Bill Evans / Empathy ( 米 Verve V6-8497 )
MGMに売却後のヴァーヴのアルバム群は、概ねステレオ盤の方が音がいい。60年代に入って録音自体はステレオ録音だったろうから
これは当たり前のことで、今更どうこういうような話でもない。それは、ビル・エヴァンスのアルバムも例外ではない。
ヴァーヴ移籍後の第1作であるこのアルバムはシェリー・マンのドラムが非常に雄弁に語る素晴らしいアルバムで、ジャケットで損をしているが、
ヴァーヴ期のエヴァンスの中では最も出来がいい。アーヴィング・バーリン、フランク・レッサーらの知られざる名曲を掘り起こした選曲が
見事にハマっていて、これがこのアルバムを特別なものにしているように思う。
シェリー・マンがこんなにいいドラマーだったなんて、このアルバムを聴くまでは気が付かなった。エヴァンスと言えばベースとの対話ばかり
語られるけれど、ここでは完全にドラムとの対話が繰り広げられている。シェリー・マンは本当に喋っているようなドラミングをしていて驚く。

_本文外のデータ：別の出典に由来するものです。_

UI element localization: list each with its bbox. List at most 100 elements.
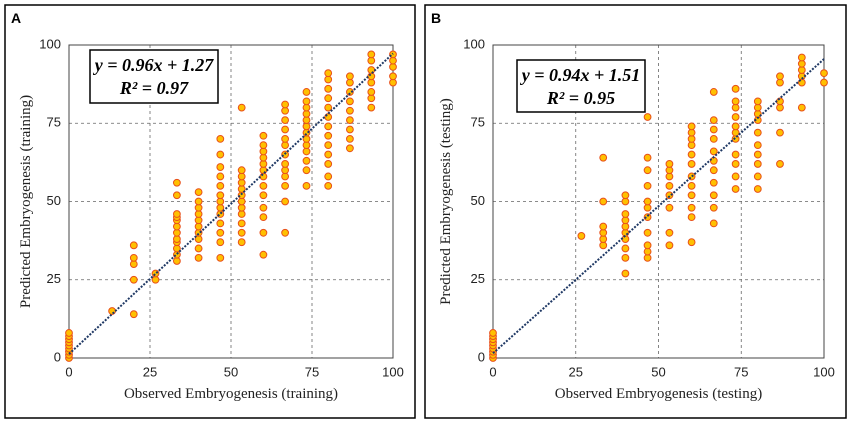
point: [621, 269, 630, 278]
panel-frame: [424, 4, 847, 419]
point: [346, 135, 354, 143]
point: [324, 181, 333, 190]
y-tick-label: 75: [471, 115, 485, 130]
point: [129, 241, 138, 250]
point: [665, 181, 674, 190]
point: [643, 181, 652, 190]
equation: y = 0.96x + 1.27: [93, 55, 215, 75]
point: [709, 219, 718, 228]
y-axis-label: Predicted Embryogenesis (training): [18, 95, 34, 308]
point: [324, 122, 333, 131]
point: [216, 181, 225, 190]
point: [216, 163, 225, 171]
x-tick-label: 0: [489, 364, 496, 379]
point: [216, 238, 225, 247]
point: [194, 244, 203, 253]
x-tick-label: 75: [305, 364, 319, 379]
point: [259, 228, 268, 237]
panel: A 0 25 50 75 100 0 25 50 75 100 Observed Embryogene…: [4, 4, 416, 419]
panel-label: B: [431, 10, 441, 26]
point: [346, 116, 354, 125]
point: [643, 228, 652, 237]
point: [731, 84, 740, 93]
point: [259, 191, 268, 200]
point: [324, 94, 333, 103]
point: [665, 160, 674, 168]
point: [237, 219, 246, 228]
point: [599, 153, 608, 162]
y-tick-label: 0: [54, 349, 61, 364]
point: [129, 253, 138, 262]
equation: y = 0.94x + 1.51: [520, 65, 641, 85]
point: [797, 53, 806, 62]
y-tick-label: 50: [47, 193, 61, 208]
point: [687, 181, 696, 190]
x-tick-label: 100: [382, 364, 404, 379]
point: [687, 150, 696, 159]
point: [687, 203, 696, 212]
point: [324, 131, 333, 140]
plot-frame: [68, 44, 394, 359]
y-tick-label: 100: [463, 36, 485, 51]
panel-label: A: [11, 10, 21, 26]
trend-line: [68, 52, 394, 355]
point: [687, 191, 696, 200]
point: [324, 103, 333, 112]
point: [709, 203, 718, 212]
point: [346, 144, 354, 153]
point: [621, 210, 630, 218]
panel: B 0 25 50 75 100 0 25 50 75 100 Observed Embryogene…: [424, 4, 847, 419]
point: [753, 185, 762, 193]
point: [731, 150, 740, 159]
point: [259, 203, 268, 212]
point: [324, 150, 333, 159]
point: [687, 238, 696, 247]
point: [216, 150, 225, 159]
point: [820, 78, 828, 87]
point: [753, 97, 762, 106]
point: [753, 150, 762, 159]
point: [151, 269, 160, 278]
point: [324, 69, 333, 78]
point: [709, 125, 718, 134]
point: [324, 172, 333, 181]
panel-frame: [4, 4, 416, 419]
point: [621, 191, 630, 200]
point: [776, 128, 784, 137]
point: [731, 97, 740, 106]
point: [621, 244, 630, 253]
x-axis-label: Observed Embryogenesis (training): [124, 386, 338, 402]
point: [731, 160, 740, 168]
point: [731, 122, 740, 131]
point: [643, 166, 652, 175]
y-tick-label: 25: [471, 271, 485, 286]
x-tick-label: 25: [143, 364, 157, 379]
r-squared: R² = 0.97: [119, 78, 189, 98]
point: [709, 135, 718, 143]
x-axis-label: Observed Embryogenesis (testing): [555, 386, 762, 402]
point: [643, 113, 652, 121]
point: [776, 160, 784, 168]
point: [599, 222, 608, 231]
x-tick-label: 0: [65, 364, 72, 379]
equation-box: [89, 49, 219, 104]
point: [302, 166, 311, 175]
point: [709, 88, 718, 96]
point: [621, 253, 630, 262]
point: [346, 72, 354, 81]
point: [709, 191, 718, 200]
point: [367, 88, 376, 96]
point: [753, 160, 762, 168]
point: [216, 219, 225, 228]
x-tick-label: 50: [224, 364, 238, 379]
point: [367, 103, 376, 112]
r-squared: R² = 0.95: [546, 88, 615, 108]
point: [259, 141, 268, 150]
point: [302, 181, 311, 190]
point: [237, 238, 246, 247]
point: [709, 116, 718, 125]
point: [281, 125, 290, 134]
point: [753, 128, 762, 137]
point: [237, 103, 246, 112]
point: [194, 197, 203, 206]
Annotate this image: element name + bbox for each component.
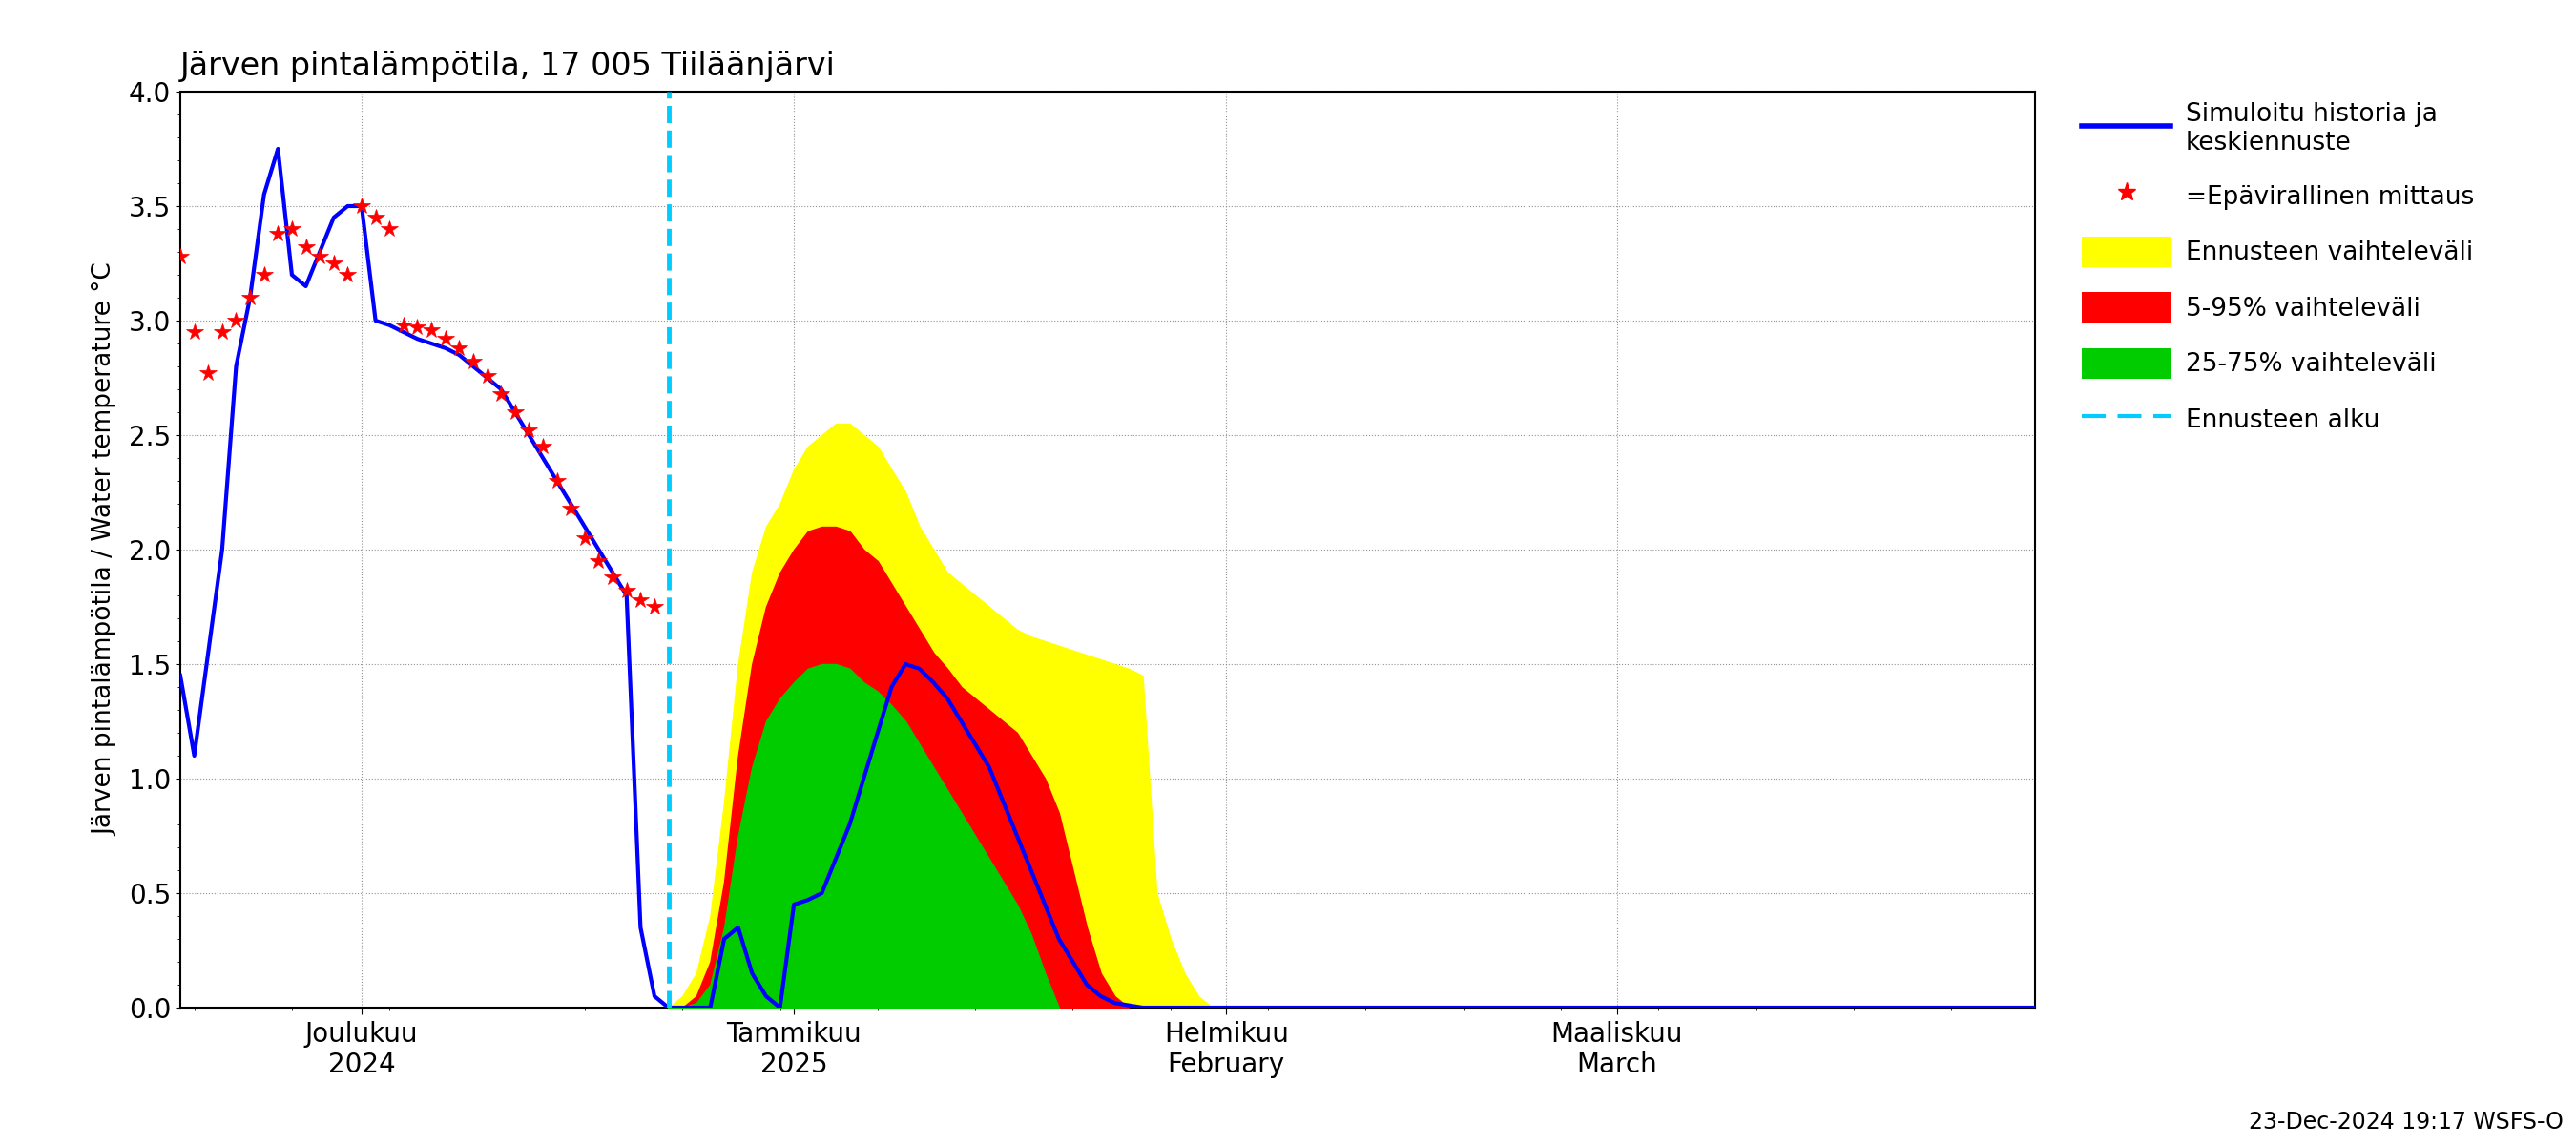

エヴァンスも "The Washington Twist" では明るい表情をしたかと思えば、"Danny Boy" では深く憂いに満ちた抒情を見せて、
表現の振幅の大きさが素晴らしい。
ステレオ盤は適度な残響と部屋いっぱいに大きく拡がる音場感で、ああ、時代が変わったんだなあということを実感する。
リヴァーサイド盤を聴いた後でこれを聴くと、部屋の中の空気がガラッと入れ替わったような感じがする。優秀な音だと思う。
Bill Evans / Empathy ( 米 Verve V-8497 )
ただこのアルバムは1962年と比較的早い時期いうこともあって、モノラル盤の方も出来がいい。ミックス・ダウンの影響で楽器の配置感が
悪いのが難点だが、音圧が高くて迫力はある。ヴァン・ゲルダー録音だが盤面に彼の刻印はないので、マスタリングやカッティングには
関与しなかったのかもしれない。それが良かったのだろう。
このアルバムに関してはステレオ、モノラルのそれぞれに固有の良さがあり、勝負は引き分け。